LED technology offers better color mixing and simplified thermal management for backlighting large LCD displays.
Thye-Linn Mok, Avago Technologies
Cold-cathode fluorescent lamps still are the industry standard for backlighting color LCD monitors and TVs, even though red, green and blue (RGB) LEDs have been demonstrated to bring benefits. When LEDs are combined with a color-management feedback controller, they can achieve a superior color gamut, more consistent brightness over time and temperature, and longer useful life than the lamps; they also can incorporate features such as a tunable white point. In addition, LED backlighting eliminates the traces of mercury found in cold-cathode fluorescent lamps, thus meeting mandates for the reduction of hazardous substances.
Out of the hundreds of millions of LCD panels produced every year, less than 1 percent are backlit with RGB LEDs. Many RGB LED solutions have been proposed to address this market, but so far none have had a thin enough profile while offering good color mixing, simple thermal management, plug-and-play installation and a cost that is competitive with that of fluorescent lamps.

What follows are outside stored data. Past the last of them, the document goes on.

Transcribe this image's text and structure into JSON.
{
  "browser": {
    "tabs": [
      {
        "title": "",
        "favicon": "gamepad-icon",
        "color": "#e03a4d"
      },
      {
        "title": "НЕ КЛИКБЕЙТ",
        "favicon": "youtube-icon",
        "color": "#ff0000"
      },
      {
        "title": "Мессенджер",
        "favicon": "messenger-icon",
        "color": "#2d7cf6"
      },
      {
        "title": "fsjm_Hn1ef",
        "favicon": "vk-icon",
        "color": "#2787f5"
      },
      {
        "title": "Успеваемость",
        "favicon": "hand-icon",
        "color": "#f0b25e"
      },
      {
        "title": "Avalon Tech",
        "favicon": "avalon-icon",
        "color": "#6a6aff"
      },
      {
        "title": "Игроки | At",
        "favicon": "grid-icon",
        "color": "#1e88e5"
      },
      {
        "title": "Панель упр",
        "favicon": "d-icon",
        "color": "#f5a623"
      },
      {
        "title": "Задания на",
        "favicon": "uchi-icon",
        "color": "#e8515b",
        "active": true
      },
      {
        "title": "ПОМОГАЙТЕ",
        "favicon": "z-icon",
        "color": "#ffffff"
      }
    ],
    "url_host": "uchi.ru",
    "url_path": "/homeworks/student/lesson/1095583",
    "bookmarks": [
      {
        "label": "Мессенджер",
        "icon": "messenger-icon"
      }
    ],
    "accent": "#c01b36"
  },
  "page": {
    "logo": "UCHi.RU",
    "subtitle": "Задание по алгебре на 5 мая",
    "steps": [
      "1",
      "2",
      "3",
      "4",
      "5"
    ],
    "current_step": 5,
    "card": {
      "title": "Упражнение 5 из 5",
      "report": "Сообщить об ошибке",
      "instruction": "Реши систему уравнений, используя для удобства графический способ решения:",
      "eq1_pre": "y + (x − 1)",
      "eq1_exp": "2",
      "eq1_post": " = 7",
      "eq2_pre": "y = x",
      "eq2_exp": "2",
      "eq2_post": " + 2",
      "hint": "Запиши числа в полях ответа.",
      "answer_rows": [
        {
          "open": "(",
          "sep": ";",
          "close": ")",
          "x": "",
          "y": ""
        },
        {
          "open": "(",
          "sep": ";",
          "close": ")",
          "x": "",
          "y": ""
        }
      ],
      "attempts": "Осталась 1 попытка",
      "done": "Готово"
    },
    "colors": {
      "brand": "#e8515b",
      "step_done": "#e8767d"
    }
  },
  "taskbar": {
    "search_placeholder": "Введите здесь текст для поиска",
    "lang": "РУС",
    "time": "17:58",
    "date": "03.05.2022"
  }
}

Conventionally, LED chips have been mounted on substrates to create discrete LED components, which were attached to a printed circuit board. The solder reflow process typically used to attach the component to the circuit board subjects the LED chip to a substantial amount of heat that easily can damage the chip or degrade its performance. Hence, tight (and, therefore, expensive) process control is required for this type of assembly. In fact, the substrate cost is almost invariably the second-highest in an LED component, exceeded only by the cost of the chip itself.
A different approach, called chip-on-board packaging, seems capable of meeting all the requirements of backlighting. This method mounts the LED chip directly onto the printed circuit board using a conductive adhesive, which helps reduce costs by eliminating the substrate and complicated solder reflow assembly process. In addition, direct attachment can reduce the pitch between LED chips from the conventional 5 mm to approximately 2 mm and can lower the overall height of the light source (Figure 1).
Figure 1. By mounting the LED directly onto the printed circuit board, a substrate is unnecessary, so pitch is reduced from 5 mm to approximately 2 mm.
Decreasing the LED pitch reduces the color-mixing area required (Figure 2), which means that the area of light loss is smaller. To achieve high coupling efficiency from the light source to the lightguide plate, a reflector is incorporated into the chip-on-board package to produce an oval radiation pattern. A narrow radiation pattern on the X-axis allows more light to enter the lightguide plate, whereas a wider radiation angle on the Y-axis enhances color mixing.
Figure 2. Reducing the pitch decreases the size of the color-mixing area.
Avago Technologies Ltd.’s current top-emitting chip-on-board assembly has a footprint of 100 × 18 × 3.6 mm, with an optical aperture of 96 × 6 mm, and the side-emitting package has dimensions of 100 × 18 × 8 mm, with an aperture of 96 × 4.6 mm. Other chip-on-board solutions do exist; however, using the chip-on-board LED in RGB backlighting is unique.
To investigate performance, top-emitting chip-on-board packages were retrofitted into the top and bottom edges of a cold-cathode fluorescent lamp backlight unit. Assembly does not require any special equipment: It simply is mounted by a screw, and the electrical connection is made through a plug-and-play eight-pin connector that mates with a standard female connector. The chip-on-board LED assembly fits into an existing fluorescent backlight unit without any major modifications.
The unit incorporates a lightguide plate with a reflector underneath and a diffuser and prism sheet on top. The light aperture is a long, rectangular strip extending to the edge of the lightguide plate, which means that light from the LED chips is channeled to the lightguide plate without much loss. The light from the RGB LEDs is mixed in the reflector cavity. The premixed white light can be observed just after it enters the lightguide plate.
The uniformity of the backlight unit was characterized with a nine-point measurement. The backlight unit demonstrates a brightness uniformity of more than 85 percent and a color uniformity (Δu'v') of less than 0.007 in CIE1976 LUV color space. The results are equivalent to the performance of a compact fluorescent light source.
Simple thermal management
A metal core printed circuit board is used in the package to provide a low thermal resistance, allowing heat generated by the LED chip to be transferred to the heat sink via the shortest possible thermal path (Figure 3), which increases the life span; moveover, the heat transfers more efficiently through three layers than through five. The chip-on-board packages are mounted directly onto the back metal (with thermal compound at the interface), so that the heat generated by the LED chips spreads efficiently on the large metal frame for efficient dissipation without additional heat sinking. In the demonstration configuration, the entire backlight unit can maintain a temperature below 60 °C.
Figure 3. In comparison with the conventional approach, the thermal path is reduced. (DA = die attach, MCPCB = metal core printed circuit board.)
When compared with assemblies using conventional discrete LED packages, a chip-on-board approach can be compared with RGB LED-based LCD backlighting. The chip-on-board packaging has a thin outline, it produces better color mixing, and it requires simple thermal management and potentially lowers costs, all of which better match the requirements of customers. In addition, assembling a complete backlight using the chip-on-board package is similar to that using today’s fluorescent lamps, which makes a changeover relatively simple.